Known as ogokbap in Korea, this dish is often eaten on the holiday that celebrates the first full moon after the first day of the New Year. This full moon holiday, called Jeongwol Daeboreum, was celebrated February 17 to 19 this year. Traditionally served with a variety of fruits and nuts and considered somewhat of a national health food in Korea, the dish symbolizes a rich harvest in the year to come, as well as the five good things in life—longevity, wealth, good health, children, and a peaceful death.

Festive Holiday Rice and Beans (with Brown Rice)

1/4 cup dried black soybeans
1/4 cup dried red beans
1/4 teaspoon salt
1/4 cup (60 grams) coix (Job’s tears, yi yi ren in Chinese, hato mugi in Japanese, uiiin in Korean) or pearl barley
1/4 cup millet
1 cup uncooked short-grain brown rice
1/4 cup pine nuts

1. Rinse the black and red beans, then place them in a large saucepan. Cover with water and bring to a boil. Boil over high heat for 1 minute. Remove from the heat, cover, and let it sit for 1 hour to soften.

2. Drain the beans, rinse them, drain again, and place the 3 3/4 cups of fresh water and the salt in the pot. Around this time, put the rice on to soak.

3. Bring the beans to a boil, then lower the heat and simmer, covered, for 45 minutes.

4. Stir the coix into the pot and cook the mixture, covered, for 10 minutes. After the barley has cooked for its 10 minutes, stir in the millet.

5. Drain the rice and stir it into the mixture. Cook, covered, for another 45 minutes, or until the mixture is tender. Check frequently toward the end to make sure it doesn’t burn. (Add a few tablespoons of hot water if the rice looks as if it is drying out and might start crusting over at the bottom of the pot; if you have inadvertently added too much water, cook with the lid off for several minutes, to let the moisture escape.
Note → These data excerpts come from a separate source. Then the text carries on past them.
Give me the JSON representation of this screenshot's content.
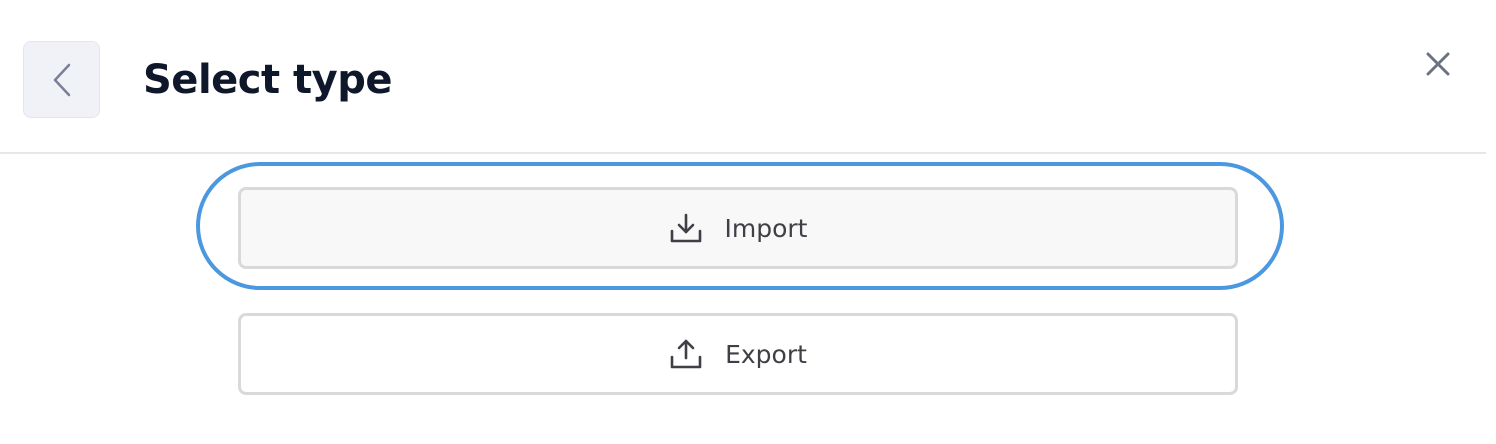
{
  "header": {
    "title": "Select type",
    "back_icon": "chevron-left-icon",
    "close_icon": "close-icon"
  },
  "options": [
    {
      "label": "Import",
      "icon": "download-icon"
    },
    {
      "label": "Export",
      "icon": "upload-icon"
    }
  ],
  "colors": {
    "title": "#0f172a",
    "highlight": "#4b98e0",
    "option_border": "#d9d9d9",
    "back_button_bg": "#f1f2f7"
  }
}
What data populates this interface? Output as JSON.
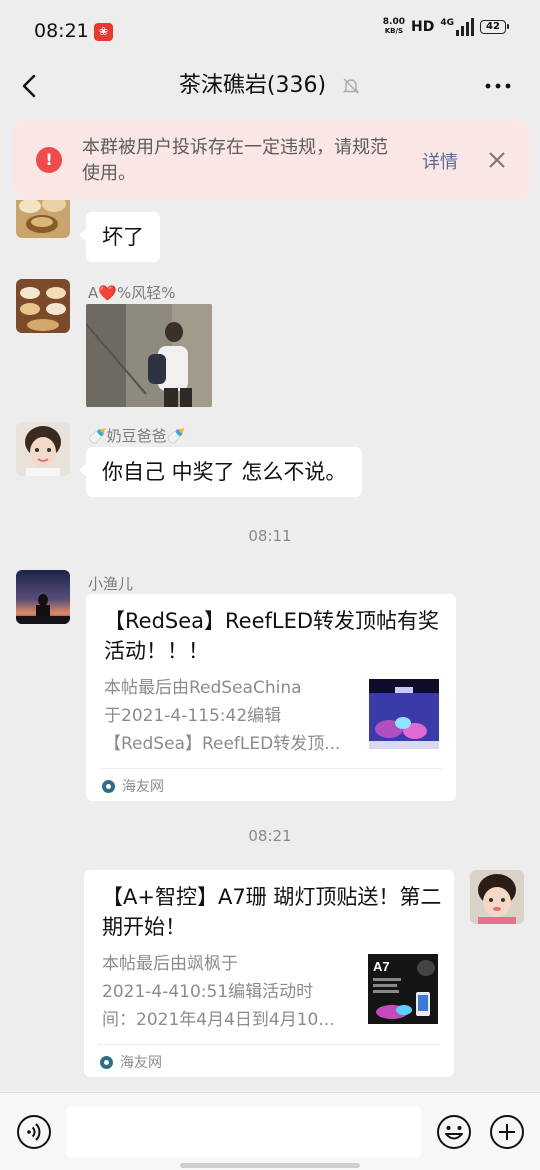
{
  "status_bar": {
    "time": "08:21",
    "net_speed_value": "8.00",
    "net_speed_unit": "KB/S",
    "hd_label": "HD",
    "network_type": "4G",
    "battery": "42"
  },
  "nav": {
    "title": "茶沫礁岩(336)"
  },
  "notice": {
    "text": "本群被用户投诉存在一定违规，请规范使用。",
    "detail_label": "详情"
  },
  "messages": {
    "m1": {
      "text": "坏了"
    },
    "m2": {
      "sender": "A❤️%风轻%"
    },
    "m3": {
      "sender": "🍼奶豆爸爸🍼",
      "text": "你自己 中奖了 怎么不说。"
    },
    "time1": "08:11",
    "m4": {
      "sender": "小渔儿",
      "title": "【RedSea】ReefLED转发顶帖有奖活动！！！",
      "desc_lines": [
        "本帖最后由RedSeaChina",
        "于2021-4-115:42编辑",
        "【RedSea】ReefLED转发顶..."
      ],
      "source": "海友网"
    },
    "time2": "08:21",
    "m5": {
      "title": "【A+智控】A7珊 瑚灯顶贴送！第二期开始！",
      "desc_lines": [
        "本帖最后由飒枫于",
        "2021-4-410:51编辑活动时",
        "间：2021年4月4日到4月10..."
      ],
      "thumb_label": "A7",
      "source": "海友网"
    }
  },
  "input": {
    "placeholder": ""
  },
  "colors": {
    "background": "#ededed",
    "notice_bg": "#fbe6e6",
    "notice_icon": "#f04a4a",
    "link": "#576b95",
    "bubble": "#ffffff"
  },
  "icons": [
    "back-arrow-icon",
    "bell-muted-icon",
    "more-icon",
    "info-icon",
    "close-icon",
    "voice-icon",
    "emoji-icon",
    "plus-icon",
    "source-logo-icon"
  ]
}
6. Place the pine nuts in a dry skillet over a medium-high heat and toast until golden and fragrant, 3 to 5 minutes. Sprinkle the pine nuts over the rice as a garnish before serving.

For Those Interested in Traditional Chinese Medicine
Traditional Chinese medicine practitioners recommend this dish for anyone who wants to build sustained energy, help memory, retard hair loss, or address insomnia. In the language of traditional Chinese medicine, this dish strengthens the Spleen and addresses diarrhea and unwanted weight loss due to Spleen deficiency, as well as strengthening the Kidney.